All data models are defined in src/qebench/models.py using Pydantic v2.

Entry Types

Term

The simplest entry type — a single English term and its Chinese translation.

class Term(BaseModel):
    id: str          # "term-001" — auto-generated by qebench add
    en: str          # "Bellman equation"
    zh: str          # "贝尔曼方程"
    domain: str      # "dynamic-programming"
    difficulty: Difficulty  # basic | intermediate | advanced
    alternatives: list[str] = []   # ["贝尔曼等式"]
    contexts: list[TermContext] = []  # usage sentences from lectures
    source: str = ""               # "quantecon/dp-intro"

Validation rules:

TermContext

A supporting model that stores a usage sentence from a QuantEcon lecture. Populated by qebench update when it scans lecture repositories.

class TermContext(BaseModel):
    text: str    # "Dynamic programming is a powerful technique for solving..."
    source: str  # "lecture-python-intro/intro.md"

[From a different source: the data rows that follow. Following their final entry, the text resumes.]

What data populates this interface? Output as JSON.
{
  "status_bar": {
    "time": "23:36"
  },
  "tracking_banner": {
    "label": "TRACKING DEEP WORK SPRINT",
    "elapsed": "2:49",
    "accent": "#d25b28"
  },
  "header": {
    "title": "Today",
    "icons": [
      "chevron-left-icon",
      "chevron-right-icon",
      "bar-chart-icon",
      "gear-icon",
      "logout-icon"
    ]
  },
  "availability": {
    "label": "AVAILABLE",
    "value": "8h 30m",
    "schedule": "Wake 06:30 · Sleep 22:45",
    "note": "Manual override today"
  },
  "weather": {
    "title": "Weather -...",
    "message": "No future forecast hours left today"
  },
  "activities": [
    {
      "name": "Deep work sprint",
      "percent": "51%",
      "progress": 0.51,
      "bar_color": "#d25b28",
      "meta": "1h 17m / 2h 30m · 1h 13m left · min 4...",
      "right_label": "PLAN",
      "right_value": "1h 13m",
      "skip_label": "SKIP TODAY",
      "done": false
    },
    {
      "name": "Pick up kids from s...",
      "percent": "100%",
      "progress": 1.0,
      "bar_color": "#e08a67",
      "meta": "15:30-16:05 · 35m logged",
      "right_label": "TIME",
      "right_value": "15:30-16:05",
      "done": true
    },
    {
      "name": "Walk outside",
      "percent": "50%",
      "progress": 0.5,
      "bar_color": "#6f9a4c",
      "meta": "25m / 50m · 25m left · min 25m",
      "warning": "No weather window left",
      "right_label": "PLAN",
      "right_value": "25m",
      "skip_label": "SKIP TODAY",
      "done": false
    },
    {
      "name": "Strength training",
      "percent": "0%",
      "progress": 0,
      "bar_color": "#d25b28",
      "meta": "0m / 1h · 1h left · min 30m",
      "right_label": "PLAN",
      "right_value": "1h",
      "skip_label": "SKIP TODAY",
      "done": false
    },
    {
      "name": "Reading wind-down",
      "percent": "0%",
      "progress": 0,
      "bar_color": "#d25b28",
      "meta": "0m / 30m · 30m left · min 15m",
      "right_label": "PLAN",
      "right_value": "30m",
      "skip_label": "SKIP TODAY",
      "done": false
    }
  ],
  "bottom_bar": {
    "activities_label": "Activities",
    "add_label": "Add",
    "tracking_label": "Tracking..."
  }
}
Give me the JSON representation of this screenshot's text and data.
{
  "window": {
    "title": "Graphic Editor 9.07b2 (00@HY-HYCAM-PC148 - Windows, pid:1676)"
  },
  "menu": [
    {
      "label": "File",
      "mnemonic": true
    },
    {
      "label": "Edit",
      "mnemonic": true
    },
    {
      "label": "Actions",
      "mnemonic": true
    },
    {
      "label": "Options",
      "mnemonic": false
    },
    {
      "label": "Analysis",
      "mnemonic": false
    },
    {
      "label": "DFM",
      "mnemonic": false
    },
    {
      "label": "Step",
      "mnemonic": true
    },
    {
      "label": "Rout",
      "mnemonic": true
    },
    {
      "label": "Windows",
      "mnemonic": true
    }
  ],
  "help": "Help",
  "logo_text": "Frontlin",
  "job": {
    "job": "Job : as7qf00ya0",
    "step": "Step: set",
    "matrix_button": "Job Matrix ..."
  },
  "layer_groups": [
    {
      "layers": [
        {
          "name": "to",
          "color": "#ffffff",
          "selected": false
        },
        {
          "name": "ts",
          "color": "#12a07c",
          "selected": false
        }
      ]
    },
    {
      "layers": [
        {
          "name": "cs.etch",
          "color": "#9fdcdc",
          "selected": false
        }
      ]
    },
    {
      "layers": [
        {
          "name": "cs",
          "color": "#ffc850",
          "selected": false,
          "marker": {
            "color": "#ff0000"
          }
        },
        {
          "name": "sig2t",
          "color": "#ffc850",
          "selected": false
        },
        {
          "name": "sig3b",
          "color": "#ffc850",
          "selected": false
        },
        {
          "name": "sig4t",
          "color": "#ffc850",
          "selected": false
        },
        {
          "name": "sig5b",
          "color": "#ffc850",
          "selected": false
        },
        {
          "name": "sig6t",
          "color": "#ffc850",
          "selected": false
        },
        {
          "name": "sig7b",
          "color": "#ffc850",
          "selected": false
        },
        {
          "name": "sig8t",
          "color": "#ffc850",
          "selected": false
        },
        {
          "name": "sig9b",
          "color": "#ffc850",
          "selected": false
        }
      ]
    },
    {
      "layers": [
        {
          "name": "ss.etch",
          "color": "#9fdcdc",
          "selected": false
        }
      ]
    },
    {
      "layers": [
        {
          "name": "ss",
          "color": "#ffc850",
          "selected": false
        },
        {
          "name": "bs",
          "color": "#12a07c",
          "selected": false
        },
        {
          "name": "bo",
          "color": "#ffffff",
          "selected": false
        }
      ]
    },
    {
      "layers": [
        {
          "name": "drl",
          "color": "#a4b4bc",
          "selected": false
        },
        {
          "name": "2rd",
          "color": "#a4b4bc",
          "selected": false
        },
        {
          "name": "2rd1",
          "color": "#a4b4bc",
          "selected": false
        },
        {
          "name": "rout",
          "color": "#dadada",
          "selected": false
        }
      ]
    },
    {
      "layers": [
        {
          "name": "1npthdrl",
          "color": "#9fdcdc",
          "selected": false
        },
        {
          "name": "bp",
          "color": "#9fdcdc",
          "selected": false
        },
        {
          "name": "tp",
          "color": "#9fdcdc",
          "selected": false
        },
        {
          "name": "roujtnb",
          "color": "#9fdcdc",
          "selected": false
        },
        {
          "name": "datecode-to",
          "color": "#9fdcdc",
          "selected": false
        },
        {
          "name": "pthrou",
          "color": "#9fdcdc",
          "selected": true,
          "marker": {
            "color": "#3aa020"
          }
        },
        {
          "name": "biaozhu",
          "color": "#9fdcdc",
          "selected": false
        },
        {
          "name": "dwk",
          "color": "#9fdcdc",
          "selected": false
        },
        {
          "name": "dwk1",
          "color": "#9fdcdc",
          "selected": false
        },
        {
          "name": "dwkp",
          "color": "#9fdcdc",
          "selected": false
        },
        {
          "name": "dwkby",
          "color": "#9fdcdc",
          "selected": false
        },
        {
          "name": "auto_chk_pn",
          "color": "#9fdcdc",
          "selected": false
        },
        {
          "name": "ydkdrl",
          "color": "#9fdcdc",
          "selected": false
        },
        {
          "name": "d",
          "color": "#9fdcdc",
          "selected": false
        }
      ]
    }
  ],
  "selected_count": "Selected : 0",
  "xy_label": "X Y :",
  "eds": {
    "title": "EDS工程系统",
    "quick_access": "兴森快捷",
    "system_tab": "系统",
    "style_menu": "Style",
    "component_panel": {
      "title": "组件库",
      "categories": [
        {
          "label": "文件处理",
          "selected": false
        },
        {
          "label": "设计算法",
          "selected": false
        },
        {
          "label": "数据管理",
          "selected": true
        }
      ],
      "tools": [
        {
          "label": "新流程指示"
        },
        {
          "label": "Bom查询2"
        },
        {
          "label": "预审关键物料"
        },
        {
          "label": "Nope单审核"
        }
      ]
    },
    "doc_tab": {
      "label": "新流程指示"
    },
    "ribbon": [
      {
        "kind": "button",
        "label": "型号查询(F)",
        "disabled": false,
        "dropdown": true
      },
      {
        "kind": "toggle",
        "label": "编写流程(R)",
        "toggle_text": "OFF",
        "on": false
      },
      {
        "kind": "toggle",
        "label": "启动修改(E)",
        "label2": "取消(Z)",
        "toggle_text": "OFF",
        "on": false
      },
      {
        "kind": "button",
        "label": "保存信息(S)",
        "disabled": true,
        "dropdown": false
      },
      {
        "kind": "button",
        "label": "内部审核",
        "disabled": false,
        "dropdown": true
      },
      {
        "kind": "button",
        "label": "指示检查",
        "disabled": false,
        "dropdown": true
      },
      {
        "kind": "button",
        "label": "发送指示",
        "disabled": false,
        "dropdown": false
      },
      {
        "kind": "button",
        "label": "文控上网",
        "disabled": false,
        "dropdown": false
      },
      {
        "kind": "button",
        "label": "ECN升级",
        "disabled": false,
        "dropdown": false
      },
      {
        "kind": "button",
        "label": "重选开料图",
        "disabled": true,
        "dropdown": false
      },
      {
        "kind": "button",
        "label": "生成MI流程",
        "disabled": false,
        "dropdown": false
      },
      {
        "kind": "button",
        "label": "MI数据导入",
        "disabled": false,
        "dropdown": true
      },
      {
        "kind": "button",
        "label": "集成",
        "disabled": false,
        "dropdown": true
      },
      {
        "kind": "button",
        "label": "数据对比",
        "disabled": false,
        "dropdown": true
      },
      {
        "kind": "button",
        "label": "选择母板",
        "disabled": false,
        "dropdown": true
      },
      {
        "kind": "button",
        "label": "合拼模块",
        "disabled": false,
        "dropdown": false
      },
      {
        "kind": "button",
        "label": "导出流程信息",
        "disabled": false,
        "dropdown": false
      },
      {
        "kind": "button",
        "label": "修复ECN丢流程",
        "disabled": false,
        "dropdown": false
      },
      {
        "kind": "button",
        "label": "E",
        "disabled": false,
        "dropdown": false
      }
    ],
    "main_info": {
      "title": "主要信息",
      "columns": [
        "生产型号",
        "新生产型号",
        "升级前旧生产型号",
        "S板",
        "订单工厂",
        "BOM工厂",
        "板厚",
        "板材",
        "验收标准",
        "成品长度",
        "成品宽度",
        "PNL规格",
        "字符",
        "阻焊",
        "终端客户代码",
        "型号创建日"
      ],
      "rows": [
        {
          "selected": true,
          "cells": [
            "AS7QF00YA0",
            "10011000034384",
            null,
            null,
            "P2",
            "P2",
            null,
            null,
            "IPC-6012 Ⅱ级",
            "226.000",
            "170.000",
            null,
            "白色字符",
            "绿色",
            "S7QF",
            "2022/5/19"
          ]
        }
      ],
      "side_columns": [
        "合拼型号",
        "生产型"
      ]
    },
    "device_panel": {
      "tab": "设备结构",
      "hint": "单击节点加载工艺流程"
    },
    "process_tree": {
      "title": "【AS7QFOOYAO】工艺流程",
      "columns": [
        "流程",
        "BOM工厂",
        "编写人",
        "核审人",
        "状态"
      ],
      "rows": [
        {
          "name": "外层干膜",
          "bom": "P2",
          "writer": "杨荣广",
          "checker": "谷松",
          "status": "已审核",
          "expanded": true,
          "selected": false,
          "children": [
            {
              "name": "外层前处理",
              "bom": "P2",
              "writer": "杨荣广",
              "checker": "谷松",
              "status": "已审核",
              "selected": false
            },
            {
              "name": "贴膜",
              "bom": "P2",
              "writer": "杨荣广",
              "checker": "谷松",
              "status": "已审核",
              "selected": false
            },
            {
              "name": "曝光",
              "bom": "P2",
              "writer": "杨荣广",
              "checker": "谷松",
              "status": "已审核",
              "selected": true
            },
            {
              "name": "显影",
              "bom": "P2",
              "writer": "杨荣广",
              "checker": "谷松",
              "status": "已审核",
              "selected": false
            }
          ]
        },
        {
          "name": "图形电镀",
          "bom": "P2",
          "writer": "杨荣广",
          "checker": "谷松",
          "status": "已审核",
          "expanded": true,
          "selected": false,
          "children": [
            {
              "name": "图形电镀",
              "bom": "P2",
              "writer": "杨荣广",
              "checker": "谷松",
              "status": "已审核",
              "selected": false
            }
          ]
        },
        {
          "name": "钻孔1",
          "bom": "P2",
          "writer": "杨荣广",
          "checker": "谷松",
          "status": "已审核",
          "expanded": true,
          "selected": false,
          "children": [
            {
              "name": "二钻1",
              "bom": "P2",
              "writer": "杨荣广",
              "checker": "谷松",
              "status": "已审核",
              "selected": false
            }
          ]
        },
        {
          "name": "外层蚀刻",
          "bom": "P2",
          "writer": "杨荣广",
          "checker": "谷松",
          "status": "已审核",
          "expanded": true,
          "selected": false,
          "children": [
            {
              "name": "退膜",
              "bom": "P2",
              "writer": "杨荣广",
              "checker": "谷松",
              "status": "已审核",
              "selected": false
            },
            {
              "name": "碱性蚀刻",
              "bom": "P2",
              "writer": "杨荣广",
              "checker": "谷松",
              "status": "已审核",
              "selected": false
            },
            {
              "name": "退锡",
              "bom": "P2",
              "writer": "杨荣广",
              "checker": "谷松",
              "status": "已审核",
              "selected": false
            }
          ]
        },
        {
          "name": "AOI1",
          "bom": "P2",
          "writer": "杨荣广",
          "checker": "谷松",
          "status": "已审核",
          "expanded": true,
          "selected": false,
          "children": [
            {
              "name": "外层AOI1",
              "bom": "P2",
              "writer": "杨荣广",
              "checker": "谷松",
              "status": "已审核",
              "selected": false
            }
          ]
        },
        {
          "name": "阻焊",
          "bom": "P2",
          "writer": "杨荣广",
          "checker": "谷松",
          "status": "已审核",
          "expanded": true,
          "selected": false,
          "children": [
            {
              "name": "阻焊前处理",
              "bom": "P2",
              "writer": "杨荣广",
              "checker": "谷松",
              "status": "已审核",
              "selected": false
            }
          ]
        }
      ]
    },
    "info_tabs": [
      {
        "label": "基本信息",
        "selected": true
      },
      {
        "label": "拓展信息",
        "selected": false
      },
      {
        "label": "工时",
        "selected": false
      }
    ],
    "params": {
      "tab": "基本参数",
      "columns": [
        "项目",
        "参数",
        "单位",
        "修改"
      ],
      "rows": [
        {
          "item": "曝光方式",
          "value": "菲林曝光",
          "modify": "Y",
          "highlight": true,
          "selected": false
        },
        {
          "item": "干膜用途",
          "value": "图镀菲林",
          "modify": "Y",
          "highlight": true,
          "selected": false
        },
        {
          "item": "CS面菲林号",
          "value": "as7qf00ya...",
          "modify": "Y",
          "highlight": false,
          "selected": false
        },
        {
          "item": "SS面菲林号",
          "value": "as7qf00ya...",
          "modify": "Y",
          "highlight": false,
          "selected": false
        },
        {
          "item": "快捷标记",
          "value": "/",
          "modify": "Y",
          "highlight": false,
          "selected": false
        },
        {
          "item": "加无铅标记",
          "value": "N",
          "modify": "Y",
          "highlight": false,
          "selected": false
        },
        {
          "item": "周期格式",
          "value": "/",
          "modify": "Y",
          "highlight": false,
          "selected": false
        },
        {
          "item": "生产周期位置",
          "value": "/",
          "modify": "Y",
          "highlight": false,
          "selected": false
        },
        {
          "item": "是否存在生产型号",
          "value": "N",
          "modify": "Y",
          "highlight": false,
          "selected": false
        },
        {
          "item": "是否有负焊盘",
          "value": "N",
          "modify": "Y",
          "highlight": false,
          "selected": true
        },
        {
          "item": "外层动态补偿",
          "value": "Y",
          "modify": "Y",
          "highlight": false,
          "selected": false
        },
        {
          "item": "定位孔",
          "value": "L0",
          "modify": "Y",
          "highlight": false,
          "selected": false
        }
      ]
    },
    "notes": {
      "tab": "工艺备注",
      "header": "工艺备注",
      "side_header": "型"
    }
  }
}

Up to 5 context sentences are stored per term (deterministic selection for stable version-controlled output). During qebench translate, one random context is shown to help the translator understand how the term is used.

Sentence

A complete sentence with optional human evaluation scores.

class Sentence(BaseModel):
    id: str          # "sent-042"
    en: str
    zh: str
    domain: str
    difficulty: Difficulty
    key_terms: list[str] = []      # ["term-001", "term-005"]
    human_scores: HumanScores | None = None
    source: str = ""

key_terms links sentences to the terms they contain — useful for measuring whether term-level accuracy translates to sentence-level quality.

Paragraph

The richest entry type — paragraphs can contain math, code, and mixed content.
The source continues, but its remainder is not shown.